How to pass a value from an injected service to another one during DI registration
Delegates to the rescue
Assumptions and friction
The Microsoft Dependency Injection (DI) built into modern Dotnet is easy to use and often chained in a builder-like pattern. By shipping software packages with an intuitive setup, a dev can often add functionality by simply adding a Nuget, and then adding it to a service collection during app startup. In most cases this works great and we can be off and running in no time.
Every now and then I come across a Nuget that bakes in an assumption about the setup. The assumption comes in the form of “you’ll add your connection string or whatever it is — by way of the config files”. In the era of best-practices around security, putting secrets into the config is a big no-no. Rather what we often need to do is pull a secret out of a vault like those offered by AWS and Azure instead of committing them to source.
Hmmmmm

To illustrate the issue, consider the following setup extension method for a hypothetical package you just downloaded.
var services = new ServiceCollection();
var configurationManager = new ConfigurationManager();
services.AddCoolThing(new CoolThingOptions
{
SomeSetting = configurationManager.GetSection("CoolThing")["SomeValue"]
});
In the above code it takes a CoolThingOptions
and so long as we provide the values, the package works great. The problem comes in the form of having to grab that setting from another service (like a secrets manager). There’s no reference to the IServiceProvider
in the setup method signature so that we can resolve the secrets service and provide the value to SomeSetting
.
A naive approach
I’ve made the mistake of trying to overcome this problem by trying something like the following:
...
services.AddSecretsManager();
...
var serviceProvider = services.BuildServiceProvider();
services.AddCoolThing(new CoolThingOptions
{
SomeSetting = serviceProvider.GetService<SecretService>().GetSecret("someKey")//
});
...
While the above code actually does work, it’s quite smelly b/c we really should only build the service provider once in our setups. Calling it multiple times during an app setup risks having unexpected behaviors as you are creating more than one root scope provider. I strongly recommend against doing this.
We can do better.
Delegates to the rescue
What we really need to do is create a delegate factory function that will get called in the future instead of immediately. The factory will be provided with the future already-built services provider. From this we can resolve our “other service” (secrets manager), then pass that to the options. For what it’s worth, the pattern you’re about to see is one I learned this pattern from digging thru Entity Framework setup code.
Now you may be wondering, “well I have to use the DI setup extension that ships with the package, I can’t alter the one that ships with it”. Fair, so what we’ll likely have to do is replace the one provided with one that suits our needs. Fortunately most software can be inspected with the built-in decompiler or simply on an open-source repository.
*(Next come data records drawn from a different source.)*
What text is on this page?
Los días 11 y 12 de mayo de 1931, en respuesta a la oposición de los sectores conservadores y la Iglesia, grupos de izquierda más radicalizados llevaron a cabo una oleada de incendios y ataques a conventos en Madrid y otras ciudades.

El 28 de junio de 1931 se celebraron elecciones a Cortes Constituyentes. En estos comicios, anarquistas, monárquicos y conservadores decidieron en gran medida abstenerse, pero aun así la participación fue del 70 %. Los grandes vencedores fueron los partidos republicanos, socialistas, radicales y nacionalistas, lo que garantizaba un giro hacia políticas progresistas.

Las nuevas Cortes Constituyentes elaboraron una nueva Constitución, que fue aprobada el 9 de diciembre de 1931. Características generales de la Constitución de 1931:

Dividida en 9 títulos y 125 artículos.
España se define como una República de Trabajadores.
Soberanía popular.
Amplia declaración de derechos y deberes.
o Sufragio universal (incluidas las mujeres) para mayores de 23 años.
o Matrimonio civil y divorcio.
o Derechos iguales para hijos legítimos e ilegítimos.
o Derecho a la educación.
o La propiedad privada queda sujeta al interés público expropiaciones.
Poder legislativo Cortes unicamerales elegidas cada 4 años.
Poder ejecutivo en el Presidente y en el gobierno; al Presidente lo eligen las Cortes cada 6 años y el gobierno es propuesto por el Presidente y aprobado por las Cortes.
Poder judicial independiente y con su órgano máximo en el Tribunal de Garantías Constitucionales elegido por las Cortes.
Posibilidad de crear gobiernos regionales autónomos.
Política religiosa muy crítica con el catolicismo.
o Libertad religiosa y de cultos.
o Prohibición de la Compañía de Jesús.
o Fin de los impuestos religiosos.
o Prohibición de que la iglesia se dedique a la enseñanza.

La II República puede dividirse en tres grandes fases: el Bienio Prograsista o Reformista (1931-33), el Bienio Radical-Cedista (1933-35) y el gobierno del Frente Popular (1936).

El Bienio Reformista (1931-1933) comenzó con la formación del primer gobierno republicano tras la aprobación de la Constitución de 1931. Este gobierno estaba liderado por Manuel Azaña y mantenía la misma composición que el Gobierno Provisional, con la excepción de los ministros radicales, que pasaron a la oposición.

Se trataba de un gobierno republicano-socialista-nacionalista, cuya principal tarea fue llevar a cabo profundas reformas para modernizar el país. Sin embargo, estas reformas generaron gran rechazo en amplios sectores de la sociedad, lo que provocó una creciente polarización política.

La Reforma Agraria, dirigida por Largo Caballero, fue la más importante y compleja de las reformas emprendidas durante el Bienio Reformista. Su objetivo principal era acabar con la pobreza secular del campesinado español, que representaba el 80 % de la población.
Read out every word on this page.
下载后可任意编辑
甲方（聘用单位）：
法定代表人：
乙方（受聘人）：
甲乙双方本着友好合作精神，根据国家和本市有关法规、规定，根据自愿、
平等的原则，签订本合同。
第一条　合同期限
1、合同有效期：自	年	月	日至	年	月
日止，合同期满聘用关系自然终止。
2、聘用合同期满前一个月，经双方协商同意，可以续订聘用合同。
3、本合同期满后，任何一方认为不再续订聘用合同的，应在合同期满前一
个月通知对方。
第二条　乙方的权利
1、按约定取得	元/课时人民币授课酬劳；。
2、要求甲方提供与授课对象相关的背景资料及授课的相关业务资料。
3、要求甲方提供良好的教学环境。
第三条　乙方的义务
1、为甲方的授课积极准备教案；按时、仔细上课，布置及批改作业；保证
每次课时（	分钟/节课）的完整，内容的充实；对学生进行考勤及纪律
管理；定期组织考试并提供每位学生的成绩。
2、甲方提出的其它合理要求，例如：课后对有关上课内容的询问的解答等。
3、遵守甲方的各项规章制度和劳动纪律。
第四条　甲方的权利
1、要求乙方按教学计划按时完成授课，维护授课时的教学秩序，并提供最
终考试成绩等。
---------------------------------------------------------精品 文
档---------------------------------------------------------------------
For our example, we’ll just use our hypothetical one that we’ll pretend is made by someone else:
public static IServiceCollection AddCoolThing(this IServiceCollection services, CoolThingOptions options)
{
services.AddSingleton(options);
services.AddScoped(serviceProvider => new CoolThing(serviceProvider.GetService<CoolThingOptions>()));
return services;
}
Notice that Microsoft already has the ability to use a service provider with the
AddScoped|Singleton|Transient
methods. The trick we need to do here is hoist up the delegate so that we can use put it in theAddCoolThing()
signature.
So we can simply just do the work of AddCoolThing
but in a way that suits us:
public static IServiceCollection AddCoolThingOptions(this IServiceCollection services, Func<IServiceProvider, CoolThingOptions> func)
{
services.AddScoped(serviceProvider =>
{
return func(serviceProvider);
});
return services;
}
Here we’re just exposing the delegate Microsoft does and then the usage becomes:
services.AddCoolThingOptions(serviceProvider => new CoolThingOptions
{
SomeSetting = "" //now you can resolve your service like a secrets manager properly.
//SomeSetting = serviceProvider.GetService<SecretsManager>().GetSecret("foo")
});
//and then all we have to do is register the cool thing either here or in another setup method with another factory delegate
services.AddScoped(serviceProvider => new CoolThing(serviceProvider.GetService<CoolThingOptions>()));
That’s it, now you can register your downloaded package but also integrate with another service to help construct the options.
Wrapping Up
While it may seem obvious after you break down the problem, it might seem impossible until you realize all the setup extensions are doing is registering dependencies as usual. All we had to do was expose the service provider factory and we easily overcame the problem. There’s a full working project located here for you to review, happy coding!